Po raz pierwszy zdemontowałem przedłużenie. Okazało się, że nie jest to takie łatwe
W każdej pracy musisz rozwinąć umiejętność, a sztuczka polega na tym, że może się ona nie przydać w przyszłości. Musiałem zdemontować starą dobudówkę, żeby na jej miejscu postawić nową, jeśli to możliwe starałem się zachować materiał, we wsi wszystko mogło się przydać.
Demontaż
To był pierwszy raz, kiedy byłem zaangażowany w takie prace, postanowiłem najpierw zdjąć dach, a następnie zburzyć ściany. Najpierw musiałem zdjąć szybę z ramy, następnie wyciąć łupek, łby gwoździ szlifierką, więc uwolniłem arkusze z mocowania.

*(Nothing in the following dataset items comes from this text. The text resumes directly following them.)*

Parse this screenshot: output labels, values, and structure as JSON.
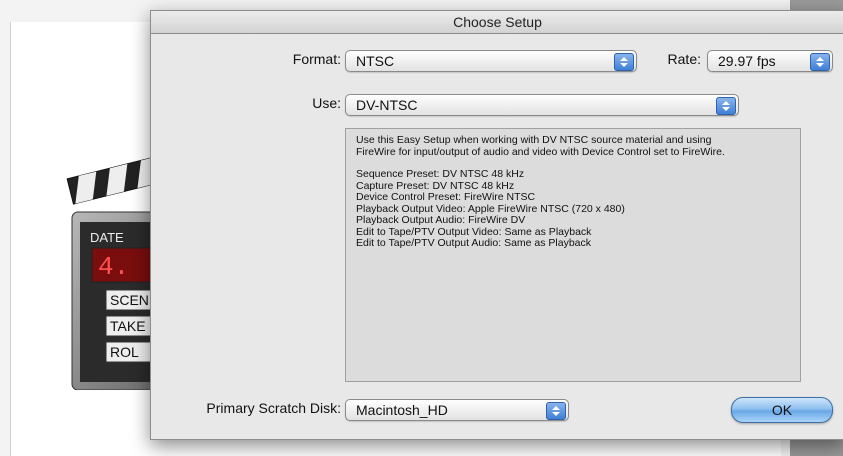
{
  "dialog": {
    "title": "Choose Setup",
    "format_label": "Format:",
    "format_value": "NTSC",
    "rate_label": "Rate:",
    "rate_value": "29.97 fps",
    "use_label": "Use:",
    "use_value": "DV-NTSC",
    "description": {
      "intro_1": "Use this Easy Setup when working with DV NTSC source material and using",
      "intro_2": "FireWire for input/output of audio and video with Device Control set to FireWire.",
      "lines": [
        "Sequence Preset: DV NTSC 48 kHz",
        "Capture Preset: DV NTSC 48 kHz",
        "Device Control Preset: FireWire NTSC",
        "Playback Output Video: Apple FireWire NTSC (720 x 480)",
        "Playback Output Audio: FireWire DV",
        "Edit to Tape/PTV Output Video: Same as Playback",
        "Edit to Tape/PTV Output Audio: Same as Playback"
      ]
    },
    "scratch_label": "Primary Scratch Disk:",
    "scratch_value": "Macintosh_HD",
    "ok_label": "OK"
  },
  "clapper": {
    "labels": [
      "DATE",
      "SCEN",
      "TAKE",
      "ROL"
    ],
    "display": "4."
  },
  "colors": {
    "accent": "#6aa8e8",
    "arrow_button": "#3f7fd6"
  }
}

Dawno nie pracowałem na wysokości, to było przerażające, próbowałem wchodzić po belkach i filarach. Młodszy wziął tabliczkę i złożył ją.
Nieoczekiwane znaleziska
Nie zdziwiły mnie stare gniazda pod dachem, ale kiedy zobaczyłem mumię łasic lub fretek, zdziwiłem się. Bestia podobno polowała w lokalnych kurnikach, było tam kilka jajek i szczątki kurczaka. Nie robiłem zdjęć celowo, był to nieprzyjemny widok.
Incydent
Nie obyło się bez „przygód”, syn nadepnął na gwóźdź, nie było z nim apteczki, poszedł do sąsiadki, po prostu
gościły wnuczki z Moskwy, jeden lekarz poprosił o pomoc w ubieraniu się. Odesłałem małego faceta do domu taksówką, co za praca, on też zaczął się pakować.Dzisiaj wziąłem mojego syna na zastrzyk przeciw tężcowizrobił to, spojrzał na ranę, wszystko w porządku, ale on sam został bez asystenta. Taka jest historia, jutro zabiorę go na opatrunek i pójdę sama, wejdź, pokażę, co wypracowałem. Wniosekna budowie trzeba uważać!